For this need of neediness, I was good at finding sad people, people who were down on their lives and just wanted a friend (even if it was just the chubby, awkward neighbor girl). Sure, their adult troubles were sometimes over my head, but I listened anyway. I tried to understand. I held their hands and ran to get them tissues. It made me feel alive to be there for them, to be better than that girl everyone knew at school. It was my secret. But the best thing I could do, the only thing I was really good at (in my kid way) was making them laugh. Not only did it make them forget the stupid stuff they had to deal with, but it made me forget all the stupid stuff I faced: the horrible names the boys called me in the halls, the way that thrift store purple coat with the toggle buttons made me smell like someone else, the way my body never moved the way the other girls’ did. I meant something in my own world. And that was all that mattered then.
Maybe we grow up, we stop needing the things we used to need to fill us up. I remember telling my mom that I didn’t understand why everyone didn’t want to be famous. The idea of a life otherwise seemed… well, boring. I didn’t want to live that, a life that meant only as much as those few you could touch in your small radius. I wanted to touch everyone!
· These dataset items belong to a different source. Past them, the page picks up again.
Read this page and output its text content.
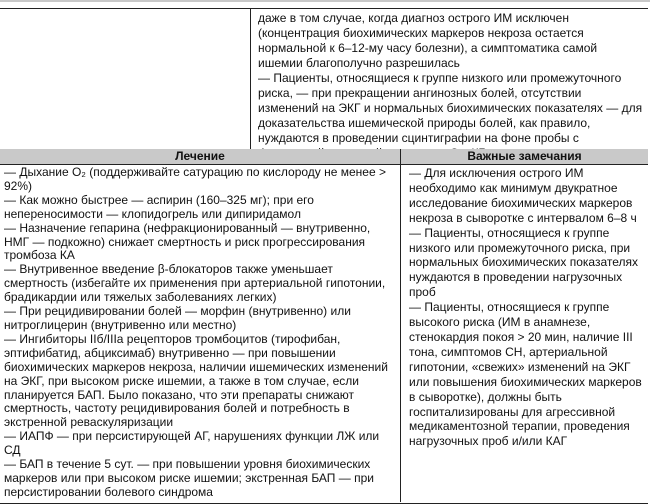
даже в том случае, когда диагноз острого ИМ исключен (концентрация биохимических маркеров некроза остается нормальной к 6–12-му часу болезни), а симптоматика самой ишемии благополучно разрешилась

— Пациенты, относящиеся к группе низкого или промежуточного риска, — при прекращении ангинозных болей, отсутствии изменений на ЭКГ и нормальных биохимических показателях — для доказательства ишемической природы болей, как правило, нуждаются в проведении сцинтиграфии на фоне пробы с

Лечение	Важные замечания

— Дыхание O₂ (поддерживайте сатурацию по кислороду не менее > 92%)

— Как можно быстрее — аспирин (160–325 мг); при его непереносимости — клопидогрель или дипиридамол

— Назначение гепарина (нефракционированный — внутривенно, НМГ — подкожно) снижает смертность и риск прогрессирования тромбоза КА

— Внутривенное введение β-блокаторов также уменьшает смертность (избегайте их применения при артериальной гипотонии, брадикардии или тяжелых заболеваниях легких)

— При рецидивировании болей — морфин (внутривенно) или нитроглицерин (внутривенно или местно)

— Ингибиторы IIб/IIIа рецепторов тромбоцитов (тирофибан, эптифибатид, абциксимаб) внутривенно — при повышении биохимических маркеров некроза, наличии ишемических изменений на ЭКГ, при высоком риске ишемии, а также в том случае, если планируется БАП. Было показано, что эти препараты снижают смертность, частоту рецидивирования болей и потребность в экстренной реваскуляризации

— ИАПФ — при персистирующей АГ, нарушениях функции ЛЖ или СД

— БАП в течение 5 сут. — при повышении уровня биохимических маркеров или при высоком риске ишемии; экстренная БАП — при персистировании болевого синдрома

— Для исключения острого ИМ необходимо как минимум двукратное исследование биохимических маркеров некроза в сыворотке с интервалом 6–8 ч

— Пациенты, относящиеся к группе низкого или промежуточного риска, при нормальных биохимических показателях нуждаются в проведении нагрузочных проб

— Пациенты, относящиеся к группе высокого риска (ИМ в анамнезе, стенокардия покоя > 20 мин, наличие III тона, симптомов СН, артериальной гипотонии, «свежих» изменений на ЭКГ или повышения биохимических маркеров в сыворотке), должны быть госпитализированы для агрессивной медикаментозной терапии, проведения нагрузочных проб и/или КАГ
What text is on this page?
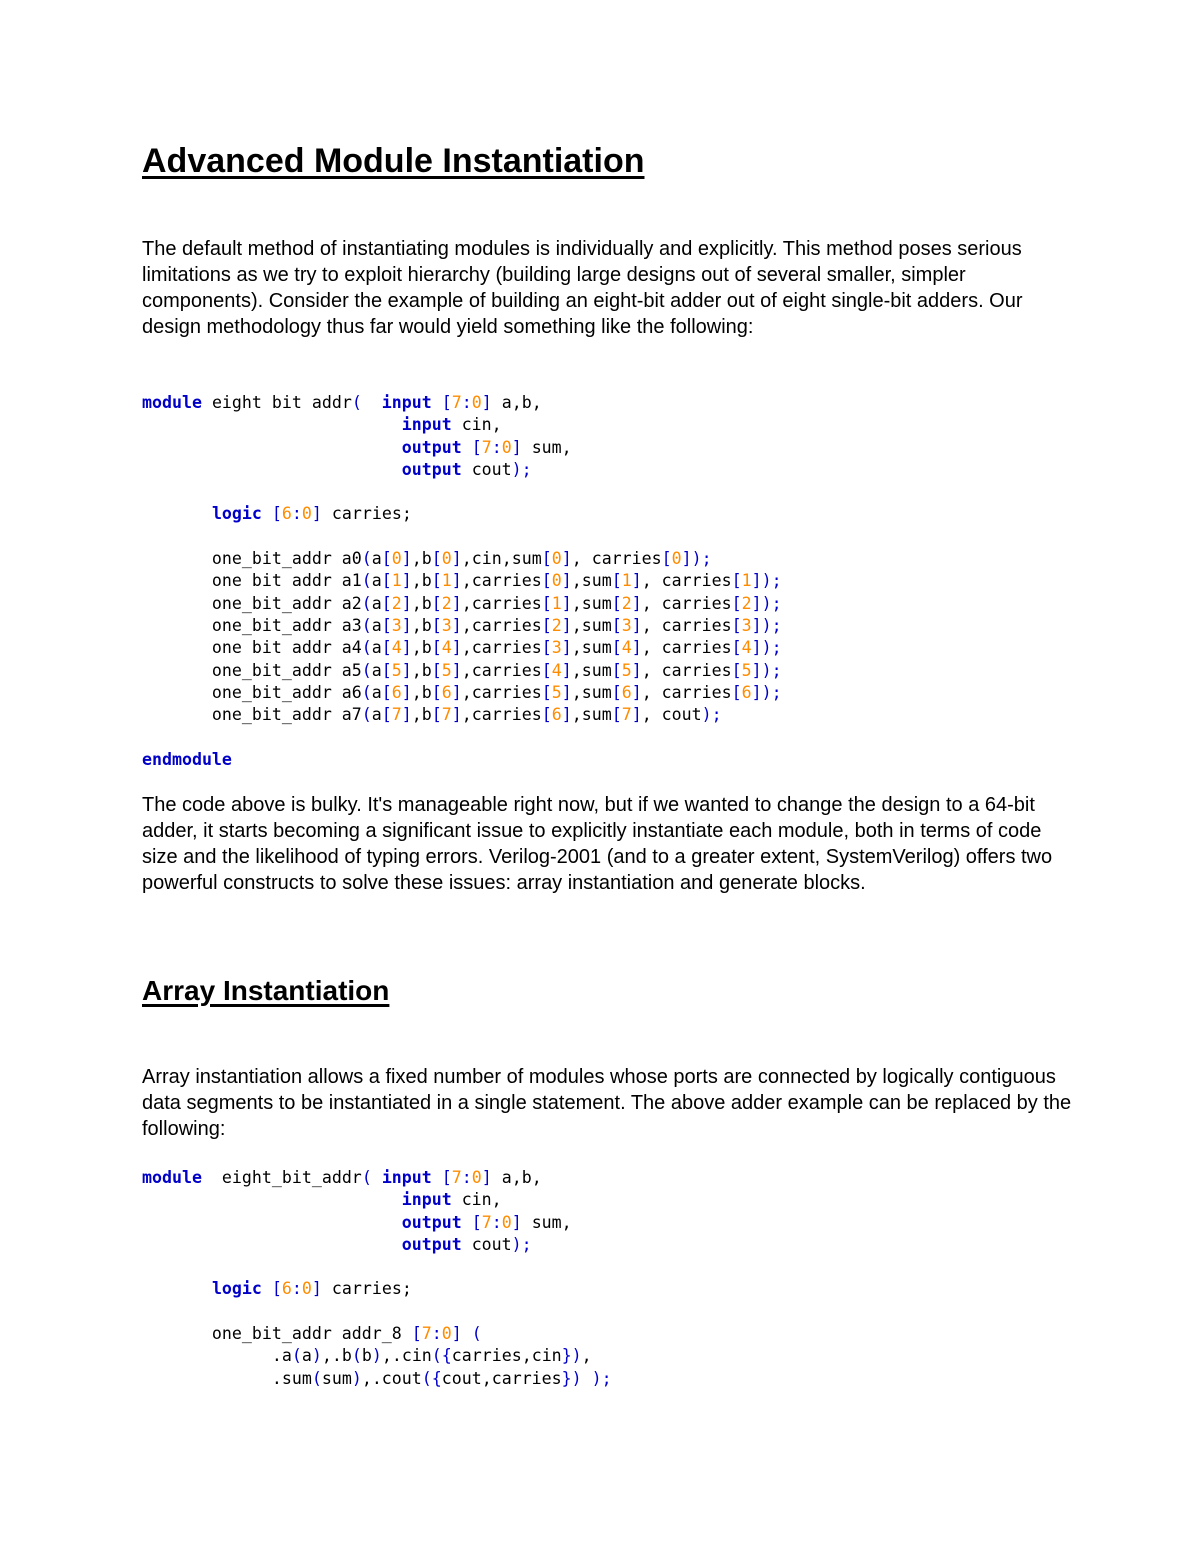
Advanced Module Instantiation

The default method of instantiating modules is individually and explicitly. This method poses serious limitations as we try to exploit hierarchy (building large designs out of several smaller, simpler components). Consider the example of building an eight-bit adder out of eight single-bit adders. Our design methodology thus far would yield something like the following:

module eight bit addr( input [7:0] a,b,
input cin,
output [7:0] sum,
output cout);
logic [6:0] carries;
one_bit_addr a0(a[0],b[0],cin,sum[0], carries[0]);
one bit addr a1(a[1],b[1],carries[0],sum[1], carries[1]);
one_bit_addr a2(a[2],b[2],carries[1],sum[2], carries[2]);
one_bit_addr a3(a[3],b[3],carries[2],sum[3], carries[3]);
one bit addr a4(a[4],b[4],carries[3],sum[4], carries[4]);
one_bit_addr a5(a[5],b[5],carries[4],sum[5], carries[5]);
one_bit_addr a6(a[6],b[6],carries[5],sum[6], carries[6]);
one_bit_addr a7(a[7],b[7],carries[6],sum[7], cout);
endmodule

The code above is bulky. It's manageable right now, but if we wanted to change the design to a 64-bit adder, it starts becoming a significant issue to explicitly instantiate each module, both in terms of code size and the likelihood of typing errors. Verilog-2001 (and to a greater extent, SystemVerilog) offers two powerful constructs to solve these issues: array instantiation and generate blocks.

Array Instantiation

Array instantiation allows a fixed number of modules whose ports are connected by logically contiguous data segments to be instantiated in a single statement. The above adder example can be replaced by the following:

module  eight_bit_addr( input [7:0] a,b,
input cin,
output [7:0] sum,
output cout);
logic [6:0] carries;
one_bit_addr addr_8 [7:0] (
.a(a),.b(b),.cin({carries,cin}),
.sum(sum),.cout({cout,carries}) );
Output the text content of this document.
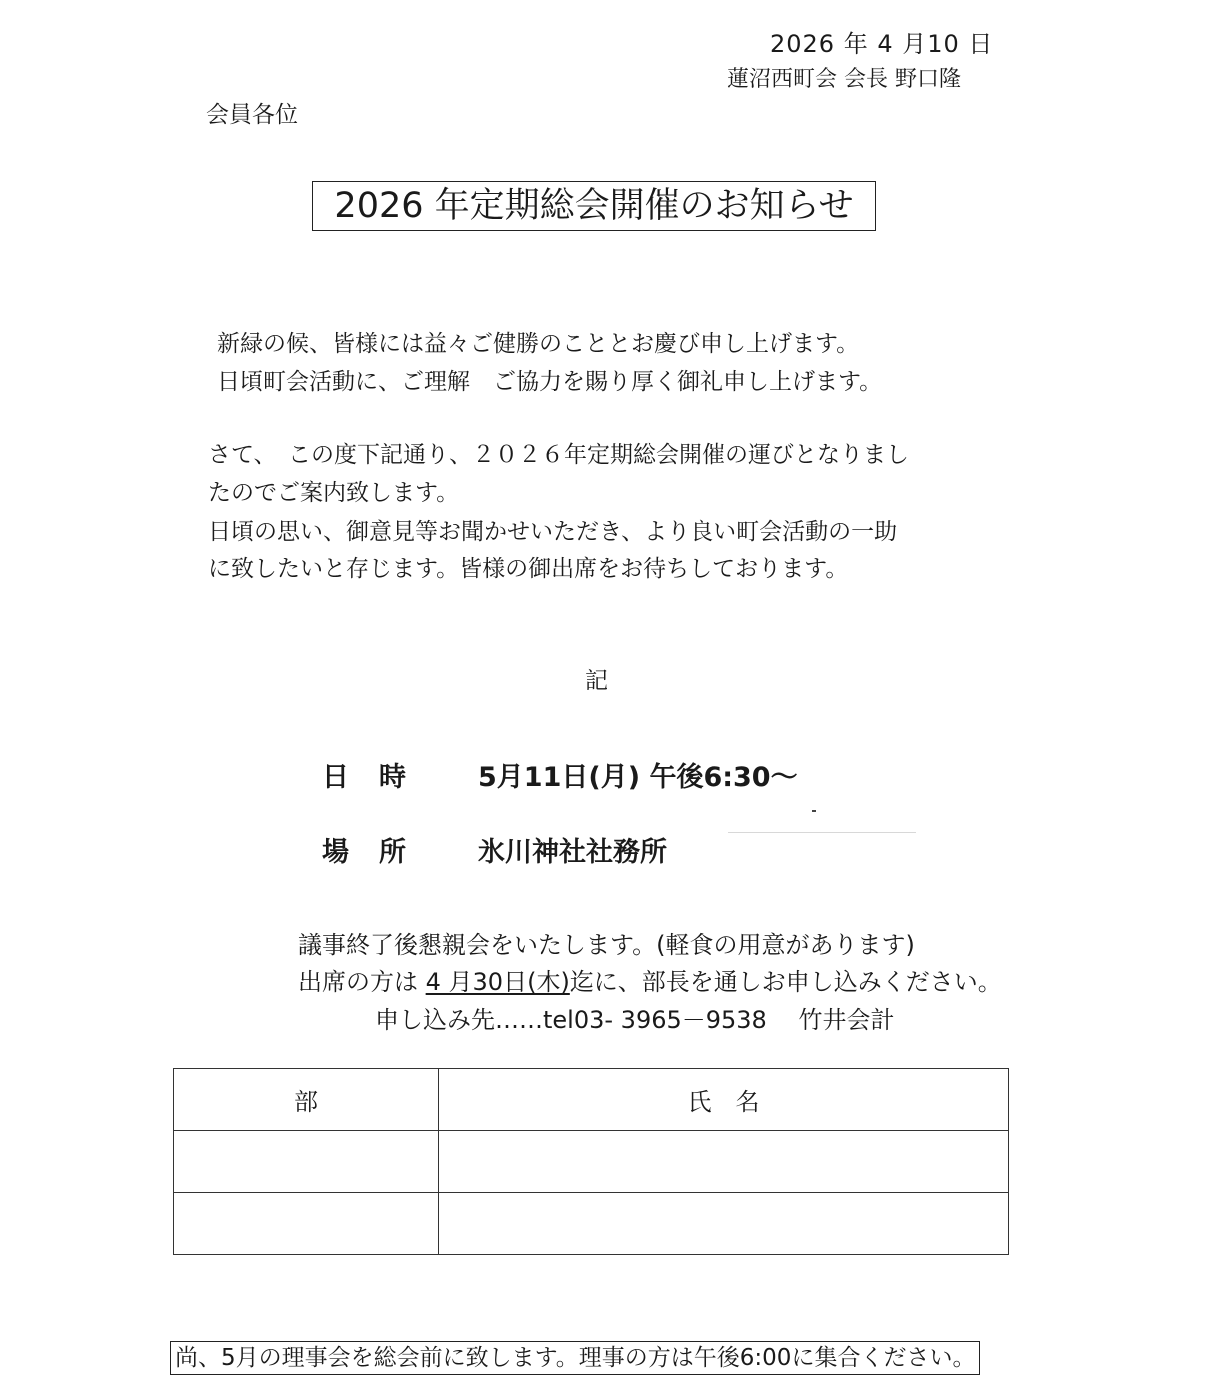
2026 年 4 月10 日
蓮沼西町会 会長 野口隆
会員各位
2026 年定期総会開催のお知らせ
新緑の候、皆様には益々ご健勝のこととお慶び申し上げます。
日頃町会活動に、ご理解　ご協力を賜り厚く御礼申し上げます。
さて、　この度下記通り、２０２６年定期総会開催の運びとなりまし
たのでご案内致します。
日頃の思い、御意見等お聞かせいただき、より良い町会活動の一助
に致したいと存じます。皆様の御出席をお待ちしております。
記
日時 5月11日(月) 午後6:30～
場所 氷川神社社務所
議事終了後懇親会をいたします。(軽食の用意があります)
出席の方は 4 月30日(木)迄に、部長を通しお申し込みください。
申し込み先……tel03- 3965－9538　 竹井会計
部	氏　名

尚、5月の理事会を総会前に致します。理事の方は午後6:00に集合ください。
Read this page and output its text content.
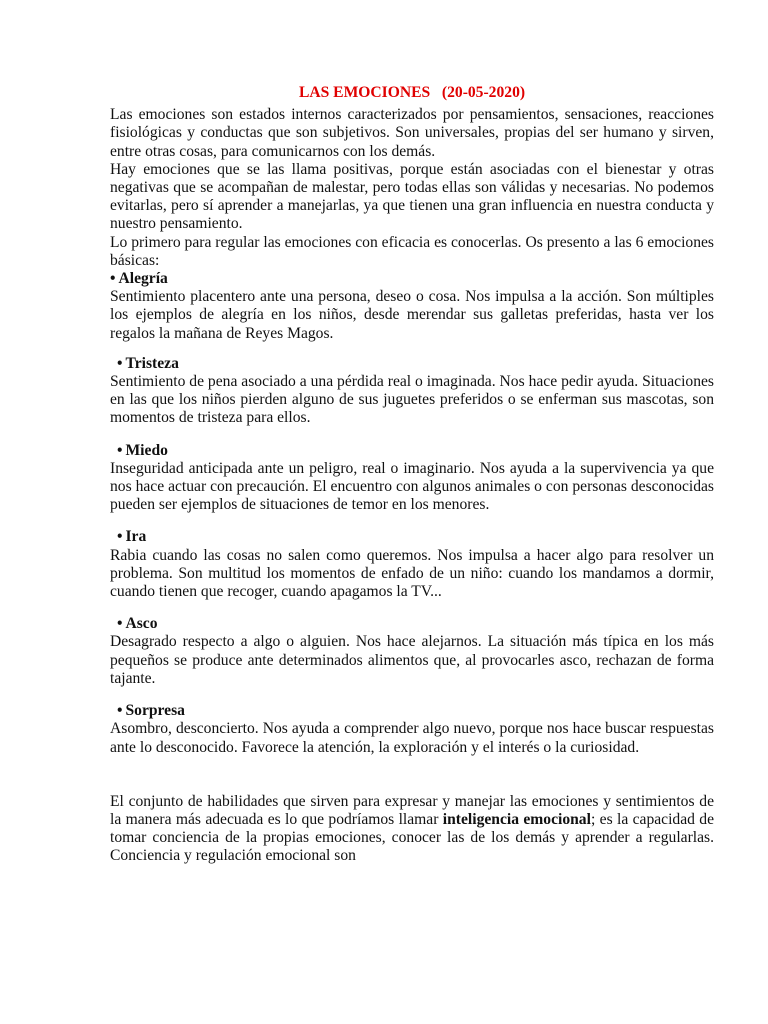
LAS EMOCIONES   (20-05-2020)

Las emociones son estados internos caracterizados por pensamientos, sensaciones, reacciones fisiológicas y conductas que son subjetivos. Son universales, propias del ser humano y sirven, entre otras cosas, para comunicarnos con los demás.

Hay emociones que se las llama positivas, porque están asociadas con el bienestar y otras negativas que se acompañan de malestar, pero todas ellas son válidas y necesarias. No podemos evitarlas, pero sí aprender a manejarlas, ya que tienen una gran influencia en nuestra conducta y nuestro pensamiento.

Lo primero para regular las emociones con eficacia es conocerlas. Os presento a las 6 emociones básicas:

• Alegría

Sentimiento placentero ante una persona, deseo o cosa. Nos impulsa a la acción. Son múltiples los ejemplos de alegría en los niños, desde merendar sus galletas preferidas, hasta ver los regalos la mañana de Reyes Magos.

• Tristeza

Sentimiento de pena asociado a una pérdida real o imaginada. Nos hace pedir ayuda. Situaciones en las que los niños pierden alguno de sus juguetes preferidos o se enferman sus mascotas, son momentos de tristeza para ellos.

• Miedo

Inseguridad anticipada ante un peligro, real o imaginario. Nos ayuda a la supervivencia ya que nos hace actuar con precaución. El encuentro con algunos animales o con personas desconocidas pueden ser ejemplos de situaciones de temor en los menores.

• Ira

Rabia cuando las cosas no salen como queremos. Nos impulsa a hacer algo para resolver un problema. Son multitud los momentos de enfado de un niño: cuando los mandamos a dormir, cuando tienen que recoger, cuando apagamos la TV...

• Asco

Desagrado respecto a algo o alguien. Nos hace alejarnos. La situación más típica en los más pequeños se produce ante determinados alimentos que, al provocarles asco, rechazan de forma tajante.

• Sorpresa

Asombro, desconcierto. Nos ayuda a comprender algo nuevo, porque nos hace buscar respuestas ante lo desconocido. Favorece la atención, la exploración y el interés o la curiosidad.

El conjunto de habilidades que sirven para expresar y manejar las emociones y sentimientos de la manera más adecuada es lo que podríamos llamar inteligencia emocional; es la capacidad de tomar conciencia de la propias emociones, conocer las de los demás y aprender a regularlas. Conciencia y regulación emocional son
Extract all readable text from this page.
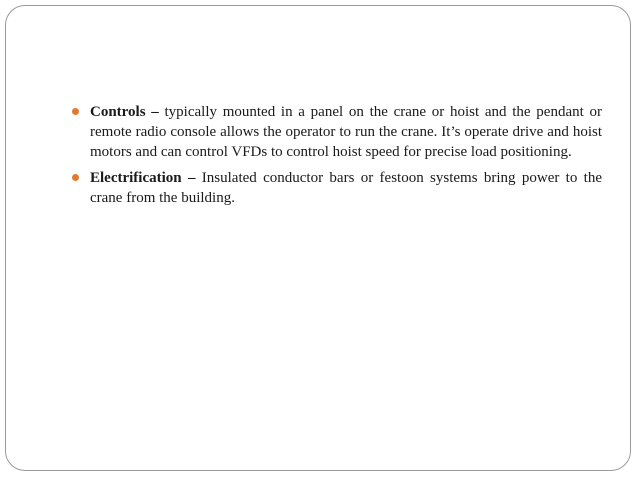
Controls – typically mounted in a panel on the crane or hoist and the pendant or remote radio console allows the operator to run the crane. It’s operate drive and hoist motors and can control VFDs to control hoist speed for precise load positioning.
Electrification – Insulated conductor bars or festoon systems bring power to the crane from the building.
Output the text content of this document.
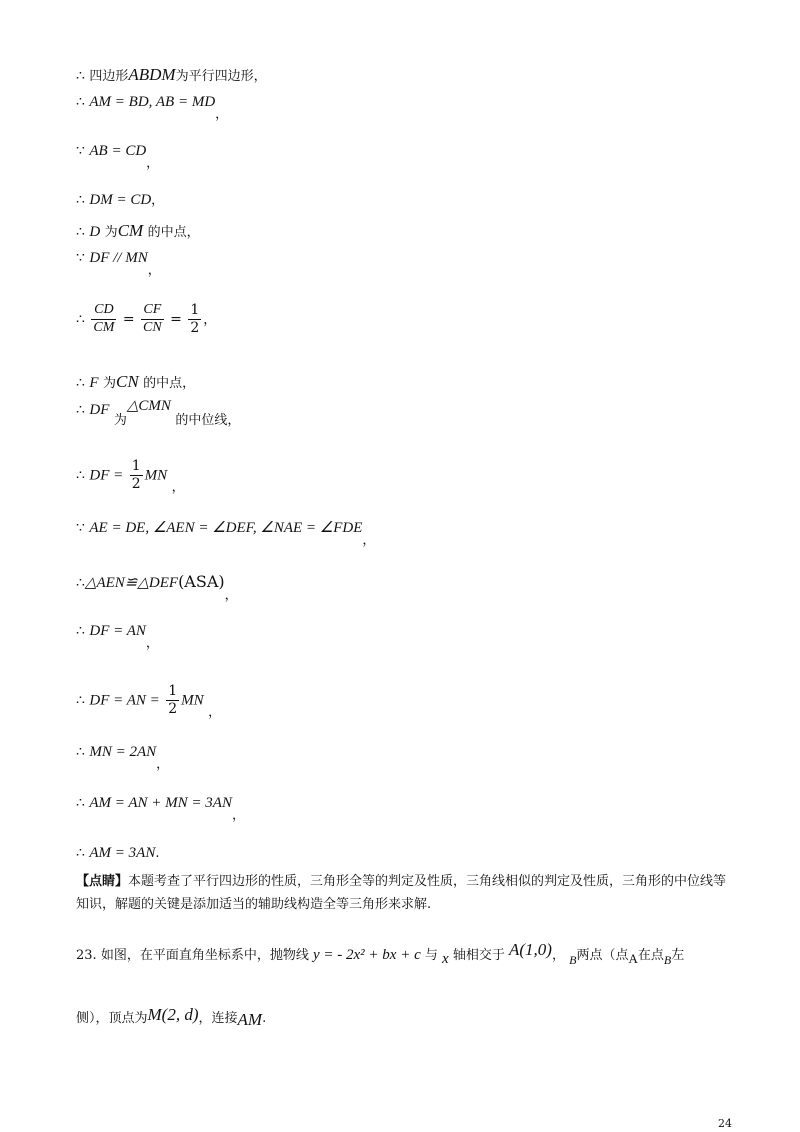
∴ 四边形ABDM为平行四边形，
∴ AM = BD, AB = MD，
∵ AB = CD，
∴ DM = CD，
∴ D 为CM 的中点，
∵ DF // MN，
∴ $\frac{CD}{CM} = \frac{CF}{CN} = \frac{1}{2}$ ，
∴ F 为CN 的中点，
∴ DF 为△CMN 的中位线，
∴ DF = $\frac{1}{2}$ MN ，
∵ AE = DE, ∠AEN = ∠DEF, ∠NAE = ∠FDE，
∴△AEN≌△DEF(ASA)，
∴ DF = AN，
∴ DF = AN = $\frac{1}{2}$ MN ，
∴ MN = 2AN，
∴ AM = AN + MN = 3AN，
∴ AM = 3AN.
【点睛】本题考查了平行四边形的性质，三角形全等的判定及性质，三角线相似的判定及性质，三角形的中位线等知识，解题的关键是添加适当的辅助线构造全等三角形来求解.
23. 如图，在平面直角坐标系中，抛物线 y = - 2x² + bx + c 与 x 轴相交于 A(1,0)， B两点（点A在点B左
侧），顶点为M(2, d)，连接AM.
24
While that notion still creeps up on me from time to time (Tasha not understanding my strange disinterest in plays and musicals), I know that life is about more than touching everyone… it’s about touching those few in a way that really counts. The larger your radius gets, the more superficial the meaning. See?
It doesn’t mean I will stop dreaming or ever give up that secret need (now, not-so-secret). On no day will I ever wake up and not want it; though, now I realize it’s more likely that I hit the Powerball three times in a week or invent a way to inject coffee directly into my veins. (Both of these are welcomed happenings.) That’s the funny thing about humans… we all want to be special. We believe we are. We all want to be recognized for greatness, somehow. And as depressing as it might sound, only some of us can be on such a large scale. Luck, talent, whatever it is that gets them there. The others, we do our thing. A good day is a compliment from a stranger, sharing a cup of coffee with an old friend, or—capturing a picture of your coworkers pigging out at lunch, Photoshopping them to wear tiny hats, and then taping it on the wall in your office for all to see. The little stuff.
I’m writing this now, sitting alone in the Greensburg Starbucks on a Sunday night thinking about the next step, what it will be to fill me up. There are so many things that I want to be, want to accomplish. Sometimes I don’t know where to start. But when it all gets too much, I think about what it took to get here and I know I’ll be all right. I mean, I made it this far. I still suck at cursive and fear ladders. But I’m touching… even if it’s just the amazing people of my little dot on the map. I appreciate them, more than I ever could from any other angle.